We have a cataloging tool that we use to get metadata into SMILE and the NSDL. Email us and we can discuss a plan for listing your resources in SMILE.
We also have the SMILE Widget, which provides a way to embed SMILE search results onto your own web page. For more information, see above, "What is the SMILE widget?"
Is SMILE looking for individual activities or whole collections of activities?
We're looking for individual math or science activities, though they of course may be part of a larger collection. Howtosmile.org points to URLs that give educators immediate access to an activity. SMILE doesn't catalog larger web sites that contain many resources, although the URLs for those higher-level collections can be linked to the record for an individual activity.
Where are the resources hosted? Does SMILE host resources?
Resources are often hosted by their creators, but SMILE is not an archive. Resources that you recommend or contribute to SMILE must already have a digital home, so to speak. SMILE collects links to existing online activities, adds valuable metadata to make the resources more discoverable, and provides a web portal from which to search for these activities and to create community and annotations (like user ratings or teaching tips) around those resources.
If your organization lacks the capacity to host your own activities online, the Lawrence Hall of Science (a founding partner of SMILE) may be able to host those online resources on its servers.
How do you choose resources for SMILE?
We rely on educational organizations across the country to suggest appropriate resources or to contribute individual activities or entire collections of resources. Once submitted, we also review activities for quality.
For more on what we're looking for in a SMILE activity, see our Collection Quality Guidelines.
How is SMILE supporting/promoting diversity?
With the help of experts in the field, SMILE has developed a cataloging system that allows individual activities to be tagged as being developed for various underserved audiences. We have refined our vocabulary to allow catalogers to specify how an activity might be associated with an underserved group. For example, instead of simply associating an activity with "Native Americans," the cataloger would choose from a variety of specific tags, from "Addresses bias against this group" to "Identifies role models or mentors in STEM field from this group."
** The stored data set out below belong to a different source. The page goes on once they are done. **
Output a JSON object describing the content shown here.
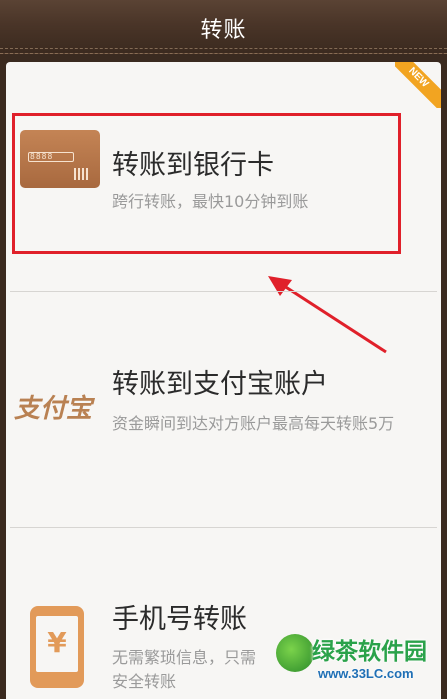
{
  "header": {
    "title": "转账"
  },
  "badge": {
    "new_label": "NEW"
  },
  "items": [
    {
      "title": "转账到银行卡",
      "desc": "跨行转账，最快10分钟到账",
      "icon": "bank-card-icon",
      "icon_digits": "8888"
    },
    {
      "title": "转账到支付宝账户",
      "desc": "资金瞬间到达对方账户最高每天转账5万",
      "icon": "alipay-logo",
      "logo_text": "支付宝"
    },
    {
      "title": "手机号转账",
      "desc_line1": "无需繁琐信息，只需",
      "desc_line2": "安全转账",
      "icon": "phone-yen-icon",
      "icon_symbol": "¥"
    }
  ],
  "watermark": {
    "main": "绿茶软件园",
    "sub": "www.33LC.com"
  },
  "colors": {
    "header": "#4a3528",
    "highlight": "#e0202a",
    "badge": "#f2a421",
    "title": "#2b2b2b",
    "desc": "#9a9a9a",
    "brand": "#b98152"
  }
}
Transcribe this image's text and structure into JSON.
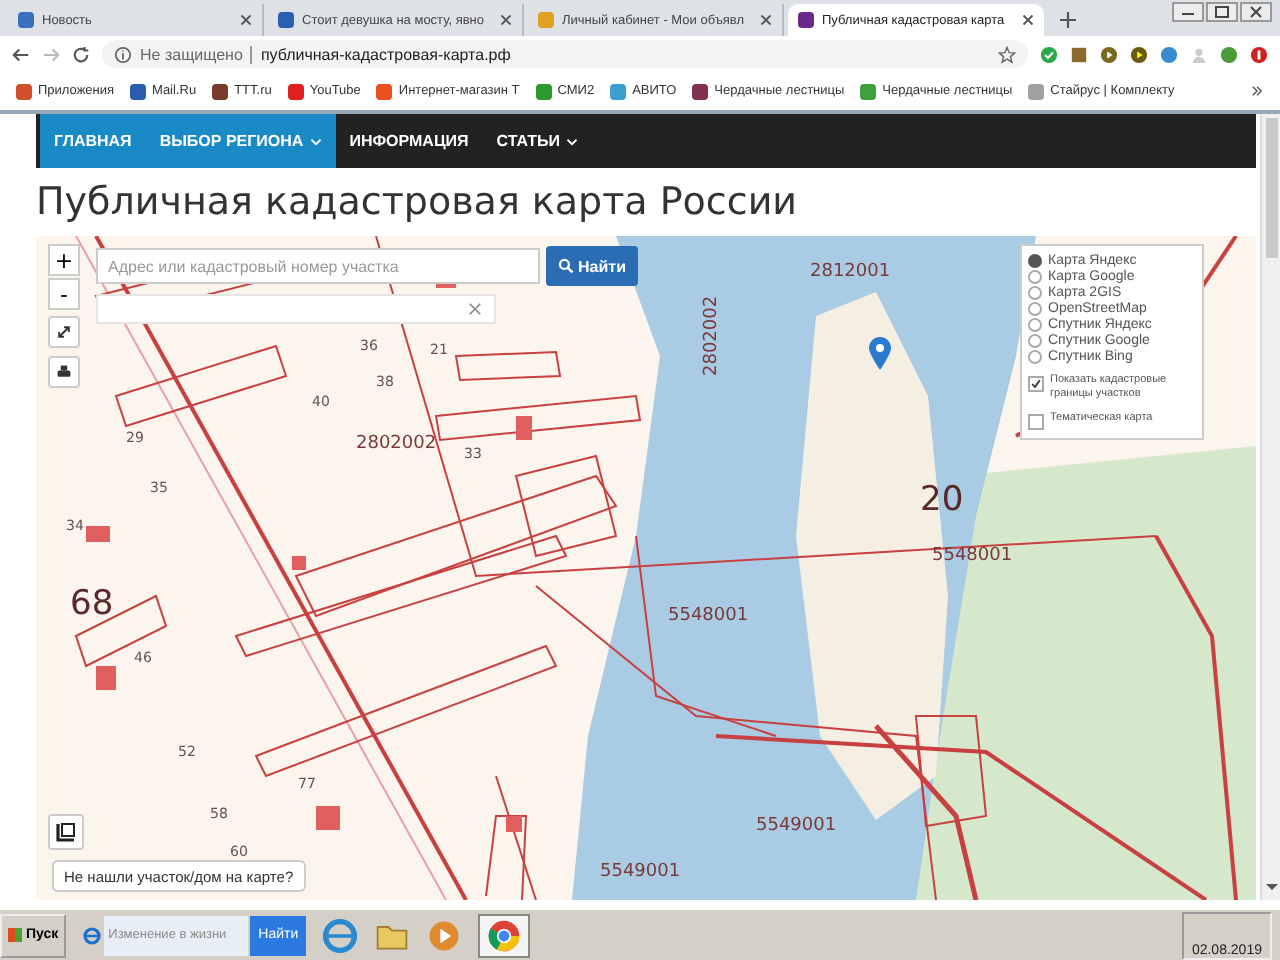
{
  "browser": {
    "tabs": [
      {
        "title": "Новость",
        "selected": false
      },
      {
        "title": "Стоит девушка на мосту, явно",
        "selected": false
      },
      {
        "title": "Личный кабинет - Мои объявл",
        "selected": false
      },
      {
        "title": "Публичная кадастровая карта",
        "selected": true
      }
    ],
    "security": "Не защищено",
    "url": "публичная-кадастровая-карта.рф",
    "bookmarks": [
      "Приложения",
      "Mail.Ru",
      "TTT.ru",
      "YouTube",
      "Интернет-магазин Т",
      "СМИ2",
      "АВИТО",
      "Чердачные лестницы",
      "Чердачные лестницы",
      "Стайрус | Комплекту"
    ]
  },
  "nav": [
    {
      "label": "ГЛАВНАЯ",
      "highlighted": true,
      "dropdown": false
    },
    {
      "label": "ВЫБОР РЕГИОНА",
      "highlighted": true,
      "dropdown": true
    },
    {
      "label": "ИНФОРМАЦИЯ",
      "highlighted": false,
      "dropdown": false
    },
    {
      "label": "СТАТЬИ",
      "highlighted": false,
      "dropdown": true
    }
  ],
  "title": "Публичная кадастровая карта России",
  "map": {
    "zoom_in": "+",
    "zoom_out": "-",
    "search": {
      "placeholder": "Адрес или кадастровый номер участка",
      "button": "Найти"
    },
    "layers": [
      {
        "label": "Карта Яндекс",
        "selected": true
      },
      {
        "label": "Карта Google",
        "selected": false
      },
      {
        "label": "Карта 2GIS",
        "selected": false
      },
      {
        "label": "OpenStreetMap",
        "selected": false
      },
      {
        "label": "Спутник Яндекс",
        "selected": false
      },
      {
        "label": "Спутник Google",
        "selected": false
      },
      {
        "label": "Спутник Bing",
        "selected": false
      }
    ],
    "options": [
      {
        "label": "Показать кадастровые границы участков",
        "checked": true
      },
      {
        "label": "Тематическая карта",
        "checked": false
      }
    ],
    "labels": [
      {
        "text": "2812001",
        "kind": "block"
      },
      {
        "text": "2802002",
        "kind": "block"
      },
      {
        "text": "2802002",
        "kind": "vertical"
      },
      {
        "text": "20",
        "kind": "quarter"
      },
      {
        "text": "5548001",
        "kind": "block"
      },
      {
        "text": "5548001",
        "kind": "block"
      },
      {
        "text": "68",
        "kind": "quarter"
      },
      {
        "text": "5549001",
        "kind": "block"
      },
      {
        "text": "5549001",
        "kind": "block"
      },
      {
        "text": "36",
        "kind": "parcel"
      },
      {
        "text": "21",
        "kind": "parcel"
      },
      {
        "text": "38",
        "kind": "parcel"
      },
      {
        "text": "40",
        "kind": "parcel"
      },
      {
        "text": "33",
        "kind": "parcel"
      },
      {
        "text": "29",
        "kind": "parcel"
      },
      {
        "text": "35",
        "kind": "parcel"
      },
      {
        "text": "34",
        "kind": "parcel"
      },
      {
        "text": "46",
        "kind": "parcel"
      },
      {
        "text": "52",
        "kind": "parcel"
      },
      {
        "text": "77",
        "kind": "parcel"
      },
      {
        "text": "58",
        "kind": "parcel"
      },
      {
        "text": "60",
        "kind": "parcel"
      }
    ],
    "help_button": "Не нашли участок/дом на карте?"
  },
  "taskbar": {
    "start": "Пуск",
    "search_placeholder": "Изменение в жизни",
    "search_button": "Найти",
    "date": "02.08.2019"
  }
}
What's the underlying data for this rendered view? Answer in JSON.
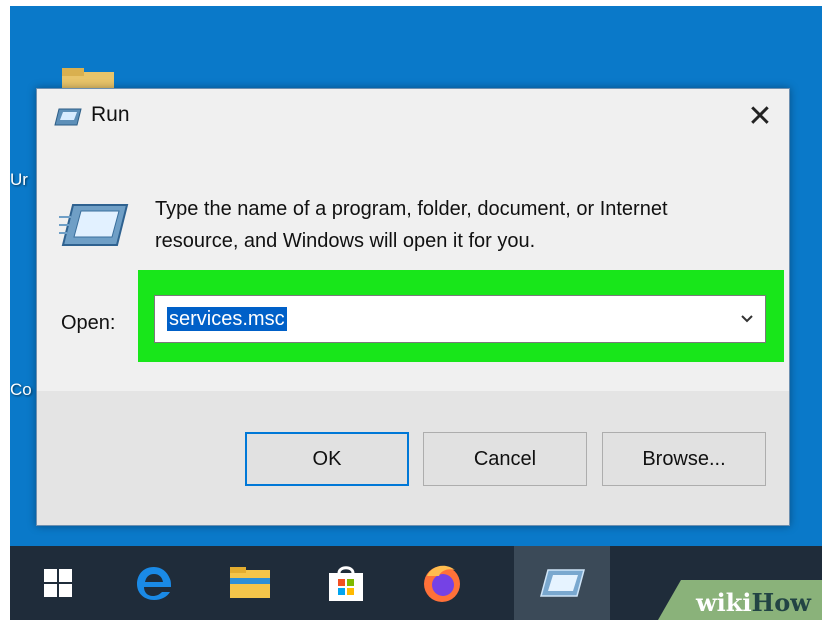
{
  "desktop": {
    "partial_label_1": "Ur",
    "partial_label_2": "Co"
  },
  "dialog": {
    "title": "Run",
    "close_glyph": "✕",
    "description": "Type the name of a program, folder, document, or Internet resource, and Windows will open it for you.",
    "open_label": "Open:",
    "open_value": "services.msc",
    "buttons": {
      "ok": "OK",
      "cancel": "Cancel",
      "browse": "Browse..."
    }
  },
  "taskbar": {
    "items": [
      "windows-start-icon",
      "edge-icon",
      "file-explorer-icon",
      "store-icon",
      "firefox-icon",
      "run-icon"
    ],
    "active_item": "run-icon"
  },
  "watermark": {
    "wiki": "wiki",
    "how": "How"
  },
  "colors": {
    "desktop": "#0a79c9",
    "highlight": "#18e61a",
    "taskbar": "#1f2c3a",
    "selection": "#0060c8"
  }
}
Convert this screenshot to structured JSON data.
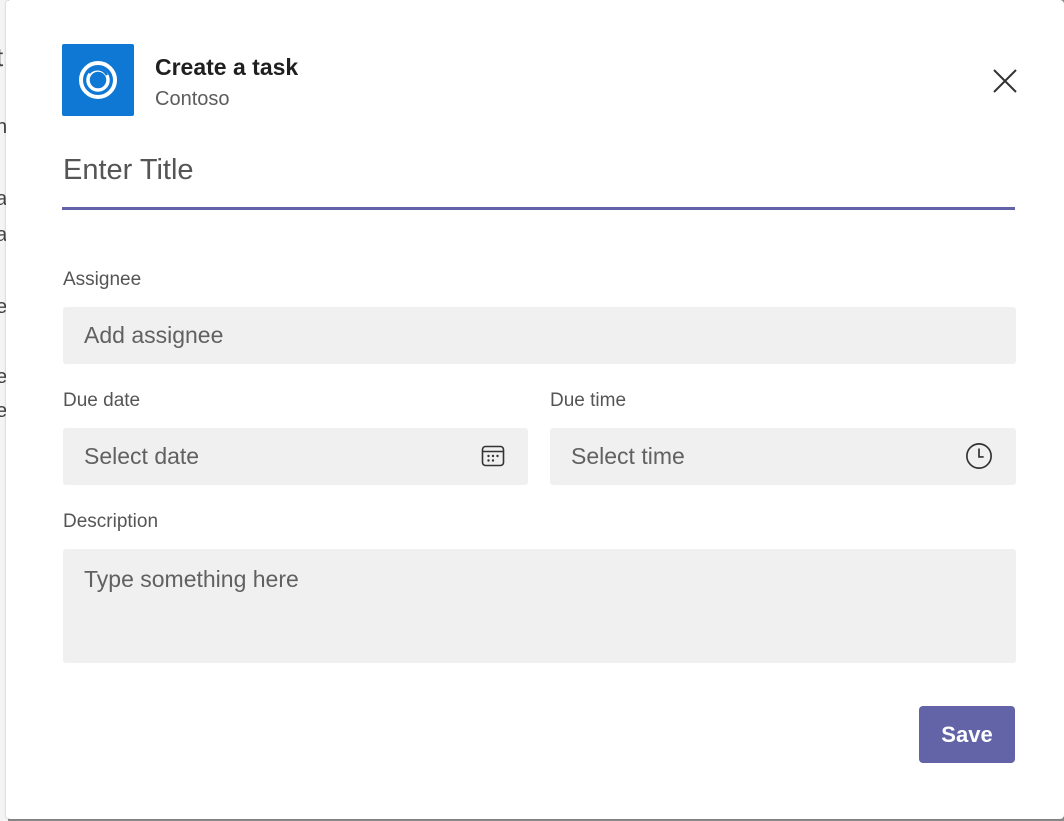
{
  "header": {
    "title": "Create a task",
    "subtitle": "Contoso",
    "logo_icon": "contoso-ring-logo",
    "close_icon": "close-icon",
    "brand_color": "#0f78d4"
  },
  "form": {
    "title_placeholder": "Enter Title",
    "assignee_label": "Assignee",
    "assignee_placeholder": "Add assignee",
    "due_date_label": "Due date",
    "due_date_placeholder": "Select date",
    "due_time_label": "Due time",
    "due_time_placeholder": "Select time",
    "description_label": "Description",
    "description_placeholder": "Type something here",
    "accent_color": "#6264a7"
  },
  "footer": {
    "save_label": "Save"
  },
  "background": {
    "fragments": [
      "t",
      "h",
      "a",
      "a",
      "e",
      "e",
      "e"
    ]
  }
}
SMILE is also able to specify if and how an activity has been developed for students with barriers to learning, whether those barriers are in the form of vision or hearing impairment, limited English proficiency, or other accessibility issues.
In addition, the New York Hall of Science (a founding partner of SMILE) is the project's diversity liaison, charged with creating a network of partners that will contribute cultural and ability sensitive STEM resources that target and address particular diverse and underrepresented audiences. Examples of such content partners are TERC's Mixing in Math, which includes activities in Spanish, and SciGirls at Dragonfly TV.
Are SMILE resources aligned to standards?
Because SMILE is aimed primarily at out-of-school educators, aligning our activities with local, state, and national standards is not our main goal. We do note, however, when SMILE activities contain information on standards alignment, which allows educators to search by that criterion.
TECHNOLOGY
What tools are being used to build SMILE?
SMILE is powered by EduPak, a platform based upon Fedora open source repository software. This includes a collection management system called the NCS (NSDL Cataloging System) which provides cataloging capabilities. SMILE has created a customized version of the NCS that includes special metadata fields.
What search engine does SMILE use?
SMILE uses Solr, an open source search engine based on Lucene which was created by the Apache Foundation. Solr uses a Lucene index that is compatible with the NCS.